Linear regression is an algorithm that provides a linear relationship between an independent variable and a dependent variable to predict the outcome of future events. It is a statistical method used in data science and machine learning for predictive analysis.
Linear regression is a statistical method used to model the relationship between a dependent variable (Y) and one or more independent variables (X) by fitting a linear equation to observed data.
The independent variable is also the predictor or explanatory variable that remains unchanged due to the change in other variables. However, the dependent variable changes with fluctuations in the independent variable. The regression model predicts the value of the dependent variable, which is the response or outcome variable being analyzed or studied.
Thus, linear regression is a supervised learning algorithm that simulates a mathematical relationship between variables and makes predictions for continuous or numeric variables such as sales, salary, age, product price, etc.
This analysis method is advantageous when at least two variables are available in the data, as observed in stock market forecasting, portfolio management, scientific analysis, etc.

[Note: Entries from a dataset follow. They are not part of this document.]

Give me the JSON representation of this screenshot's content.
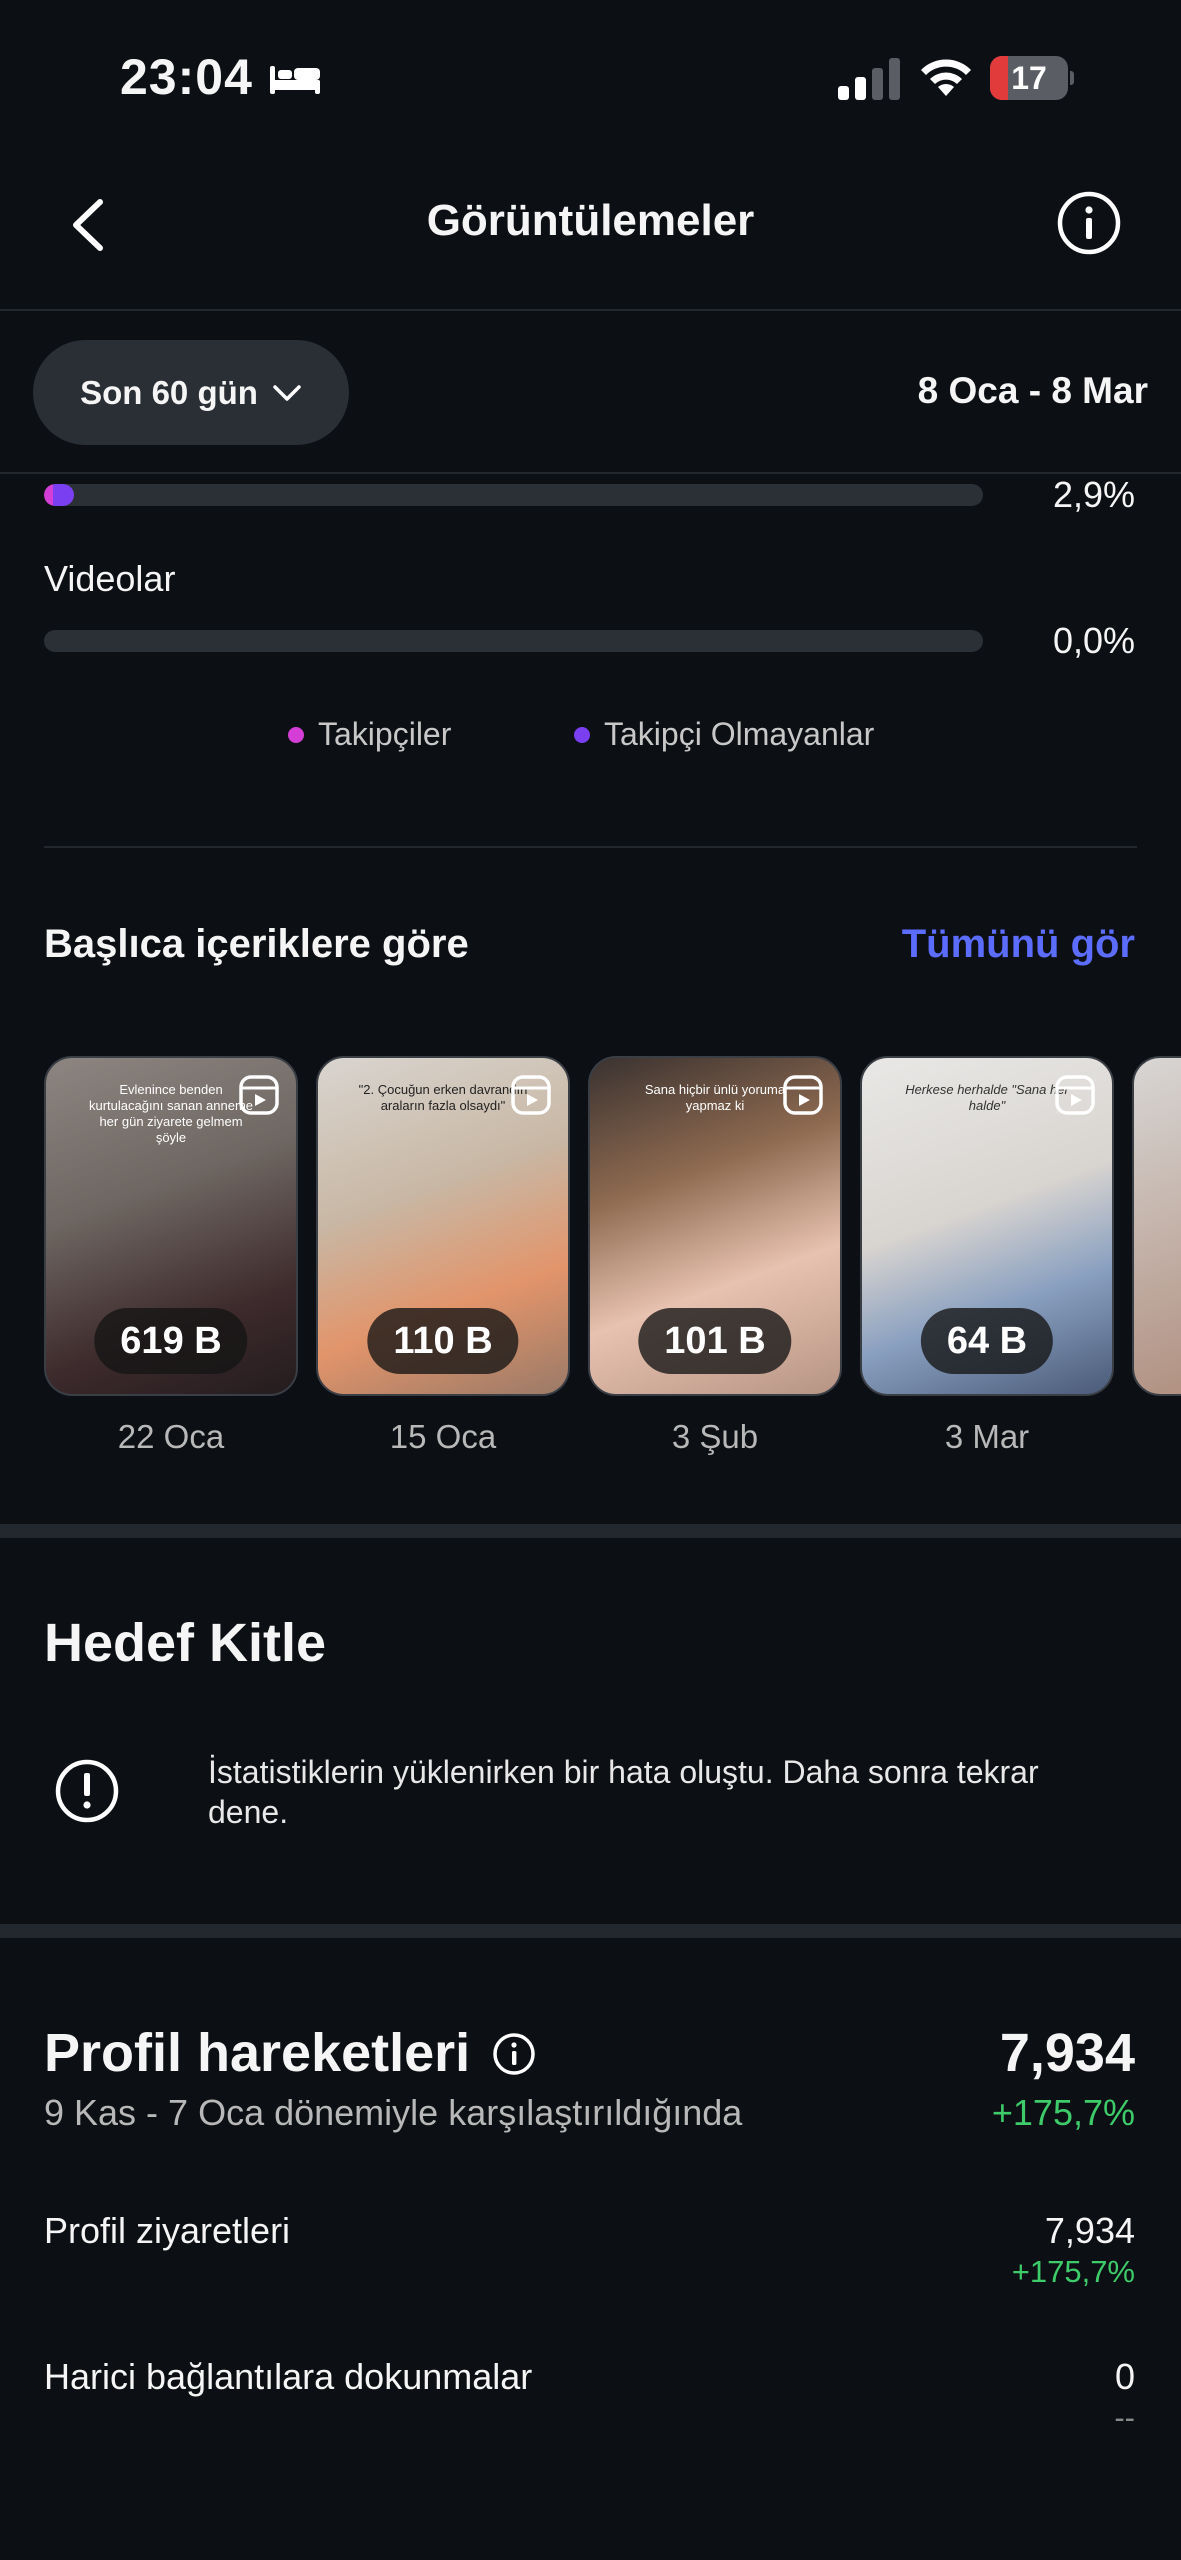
{
  "status": {
    "time": "23:04",
    "battery": "17"
  },
  "header": {
    "title": "Görüntülemeler"
  },
  "filter": {
    "range_label": "Son 60 gün",
    "date_range": "8 Oca - 8 Mar"
  },
  "bars": {
    "first_pct": "2,9%",
    "first_fraction": 0.029,
    "videolar_label": "Videolar",
    "videolar_pct": "0,0%"
  },
  "legend": {
    "followers": "Takipçiler",
    "non_followers": "Takipçi Olmayanlar"
  },
  "colors": {
    "followers": "#d43ed6",
    "non_followers": "#7b3ff2",
    "accent": "#5b6cff",
    "positive": "#3ecb6a"
  },
  "top_content": {
    "title": "Başlıca içeriklere göre",
    "see_all": "Tümünü gör",
    "items": [
      {
        "views": "619 B",
        "date": "22 Oca",
        "caption": "Evlenince benden kurtulacağını sanan anneme her gün ziyarete gelmem şöyle"
      },
      {
        "views": "110 B",
        "date": "15 Oca",
        "caption": "\"2. Çocuğun erken davrandın araların fazla olsaydı\""
      },
      {
        "views": "101 B",
        "date": "3 Şub",
        "caption": "Sana hiçbir ünlü yoruma yapmaz ki"
      },
      {
        "views": "64 B",
        "date": "3 Mar",
        "caption": "Herkese herhalde \"Sana her halde\""
      }
    ]
  },
  "audience": {
    "title": "Hedef Kitle",
    "error": "İstatistiklerin yüklenirken bir hata oluştu. Daha sonra tekrar dene."
  },
  "profile_activity": {
    "title": "Profil hareketleri",
    "subtitle": "9 Kas - 7 Oca dönemiyle karşılaştırıldığında",
    "value": "7,934",
    "change": "+175,7%",
    "rows": [
      {
        "label": "Profil ziyaretleri",
        "value": "7,934",
        "change": "+175,7%"
      },
      {
        "label": "Harici bağlantılara dokunmalar",
        "value": "0",
        "change": "--"
      }
    ]
  }
}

A sloped straight line represents the linear regression model.
In the above figure,
Linear Regression
The simple linear regression equation is:
$$ Y = \beta_0 + \beta_1 X + \epsilon $$
Example Problem
Given Data:
X (Hours Studied) | Y (Exam Score) |
---|---|
1 | 50 |
2 | 60 |
3 | 70 |
4 | 80 |
Step 1: Compute Necessary Sums
$$ n = 4 \\ {} \\ \sum X = 1 + 2 + 3 + 4 = 10 \\ {} \\ \sum Y = 50 + 60 + 70 + 80 = 260 \\ {} \\ \sum XY = (1 \times 50) + (2 \times 60) + (3 \times 70) + (4 \times 80) = 50 + 120 + 210 + 320 = 700 \\ {} \\ \sum X^2 = 1^2 + 2^2 + 3^2 + 4^2 \\ {} \\ = 1 + 4 + 9 + 16 = 30 $$
Step 2: Compute Slope ($\beta_1$)
$$ \beta_1 = \frac{n \sum XY - \sum X \sum Y}{n \sum X^2 - (\sum X)^2} \\ {} \\ = \frac{4 \times 700 - 10 \times 260}{4 \times 30 - 10^2} \\ {} \\ = \frac{2800 - 2600}{120 - 100} \\ {} \\ = \frac{200}{20} = 10 $$
Step 3: Compute Intercept ($\beta_0$)
$$ \beta_0 = \frac{\sum Y - \beta_1 \sum X}{n} = \frac{260 - 10 \times 10}{4} = \frac{160}{4} = 40 $$
Final Regression Equation:
$$ Y = 40 + 10X $$
Prediction: If $X = 5$, then $Y = 40 + 10 \times 5 = 90$.